Alexis began his artistic career in the theatre, and has held the position of playwright-in-residence at the Canadian Stage Company. His short play Lambton, Kent, first produced and performed in 1995, was released as a book in 1999. His first novel Childhood was published in 1998. Alexis published Ingrid and the Wolf, his first work of juvenile fiction, in 2005.
Alexis wrote the libretto for James Rolfe's opera Aeneas and Dido, which premiered at Toronto Masque Theatre in 2007. He had previously worked with Rolfe twice before, on Orpheus and Eurydice and Fire, and with Veronica Krausas.
His novel Asylum was published in 2008, and is set in Ottawa during the government of Brian Mulroney.
In 2014 Alexis published Pastoral, the first in a planned series of five novels on philosophical themes. Fifteen Dogs, the second novel in the series, was published in 2015. The third novel, The Hidden Keys, was published in 2016.
Alexis was a juror for the 2017 Scotiabank Giller Prize.
Alexis lives and works in Toronto, where he has hosted programming for CBC Radio, reviews books for The Globe and Mail, and is a contributing editor for This Magazine. He is an Adjunct Professor in the MA in English and Creative Writing program at the University of Toronto, and was formerly Writer in Residence at the University of Ottawa, and a Barker Fairley Distinguished Visitor in Canadian Studies at University College in the University of Toronto.

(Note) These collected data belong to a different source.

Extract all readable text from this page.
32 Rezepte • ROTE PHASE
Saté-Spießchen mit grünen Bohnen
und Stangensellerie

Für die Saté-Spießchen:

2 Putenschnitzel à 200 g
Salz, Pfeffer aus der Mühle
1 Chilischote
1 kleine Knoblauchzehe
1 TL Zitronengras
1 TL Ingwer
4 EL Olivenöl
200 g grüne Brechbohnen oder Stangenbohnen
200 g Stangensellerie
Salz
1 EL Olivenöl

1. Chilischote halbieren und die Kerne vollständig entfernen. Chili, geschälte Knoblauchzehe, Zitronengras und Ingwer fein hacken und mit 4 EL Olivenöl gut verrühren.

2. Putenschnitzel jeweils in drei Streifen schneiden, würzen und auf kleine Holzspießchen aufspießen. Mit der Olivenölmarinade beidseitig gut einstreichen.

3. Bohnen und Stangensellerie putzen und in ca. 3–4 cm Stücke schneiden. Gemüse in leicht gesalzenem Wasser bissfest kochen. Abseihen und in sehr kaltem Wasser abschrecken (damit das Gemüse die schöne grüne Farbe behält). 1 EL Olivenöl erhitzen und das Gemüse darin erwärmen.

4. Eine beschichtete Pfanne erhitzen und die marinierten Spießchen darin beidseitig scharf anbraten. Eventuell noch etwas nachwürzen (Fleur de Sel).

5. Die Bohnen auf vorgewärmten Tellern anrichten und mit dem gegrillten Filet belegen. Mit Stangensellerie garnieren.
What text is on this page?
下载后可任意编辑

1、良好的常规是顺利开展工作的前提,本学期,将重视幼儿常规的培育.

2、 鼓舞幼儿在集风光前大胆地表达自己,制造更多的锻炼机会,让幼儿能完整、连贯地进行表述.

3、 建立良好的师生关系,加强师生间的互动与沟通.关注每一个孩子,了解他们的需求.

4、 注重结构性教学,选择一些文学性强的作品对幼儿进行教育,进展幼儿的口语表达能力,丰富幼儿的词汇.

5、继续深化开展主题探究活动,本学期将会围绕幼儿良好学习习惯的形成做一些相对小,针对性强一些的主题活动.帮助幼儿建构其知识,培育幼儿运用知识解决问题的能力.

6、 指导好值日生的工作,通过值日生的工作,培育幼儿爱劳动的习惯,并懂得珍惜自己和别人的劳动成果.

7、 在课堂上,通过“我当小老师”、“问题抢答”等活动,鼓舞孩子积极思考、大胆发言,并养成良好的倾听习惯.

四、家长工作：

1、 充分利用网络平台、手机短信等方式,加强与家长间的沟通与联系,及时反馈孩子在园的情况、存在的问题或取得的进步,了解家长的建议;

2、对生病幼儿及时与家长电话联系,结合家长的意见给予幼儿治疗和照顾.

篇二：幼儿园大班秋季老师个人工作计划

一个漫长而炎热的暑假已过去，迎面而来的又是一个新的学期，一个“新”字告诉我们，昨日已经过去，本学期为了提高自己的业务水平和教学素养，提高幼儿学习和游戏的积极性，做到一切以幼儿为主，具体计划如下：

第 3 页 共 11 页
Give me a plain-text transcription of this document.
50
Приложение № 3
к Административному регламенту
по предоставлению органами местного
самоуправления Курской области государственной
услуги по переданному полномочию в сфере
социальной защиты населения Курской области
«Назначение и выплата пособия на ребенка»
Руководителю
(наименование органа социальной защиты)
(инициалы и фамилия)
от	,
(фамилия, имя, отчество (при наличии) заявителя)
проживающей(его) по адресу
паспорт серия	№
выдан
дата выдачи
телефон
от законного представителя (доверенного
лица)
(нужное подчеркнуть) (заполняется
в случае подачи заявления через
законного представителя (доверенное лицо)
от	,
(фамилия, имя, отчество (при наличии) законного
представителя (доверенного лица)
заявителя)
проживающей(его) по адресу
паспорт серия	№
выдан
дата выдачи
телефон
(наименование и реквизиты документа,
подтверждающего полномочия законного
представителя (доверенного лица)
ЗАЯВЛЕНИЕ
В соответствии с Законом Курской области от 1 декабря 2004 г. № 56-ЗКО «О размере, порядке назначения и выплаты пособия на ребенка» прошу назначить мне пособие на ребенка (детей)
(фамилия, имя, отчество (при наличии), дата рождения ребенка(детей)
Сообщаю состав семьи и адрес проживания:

His newest novel, Days by Moonlight, was published in 2019, and was longlisted for the 2019 Giller Prize.

Awards and honors

Despair and Other Stories of Ottawa, was short-listed for the Commonwealth Prize. Ingrid and the Wolf was a shortlisted nominee for the Governor General's Award for English-language children's literature at the 2006 Governor General's Awards.
His debut novel, Childhood, won the Books in Canada First Novel Award, and was a co-winner of the Trillium Award. Fifteen Dogs won the 2015 Scotiabank Giller Prize and Rogers Writers' Trust Fiction Prize, and was shortlisted for a Toronto Book Award.
In 2017, he was named a winner of the Windham-Campbell Prize for his body of work.
In 2017, he also won the prize Canada Reads for his novel Fifteen Dogs.
In 2019, he won the Rogers Writers' Trust Fiction Prize again, this time for Days by Moonlight.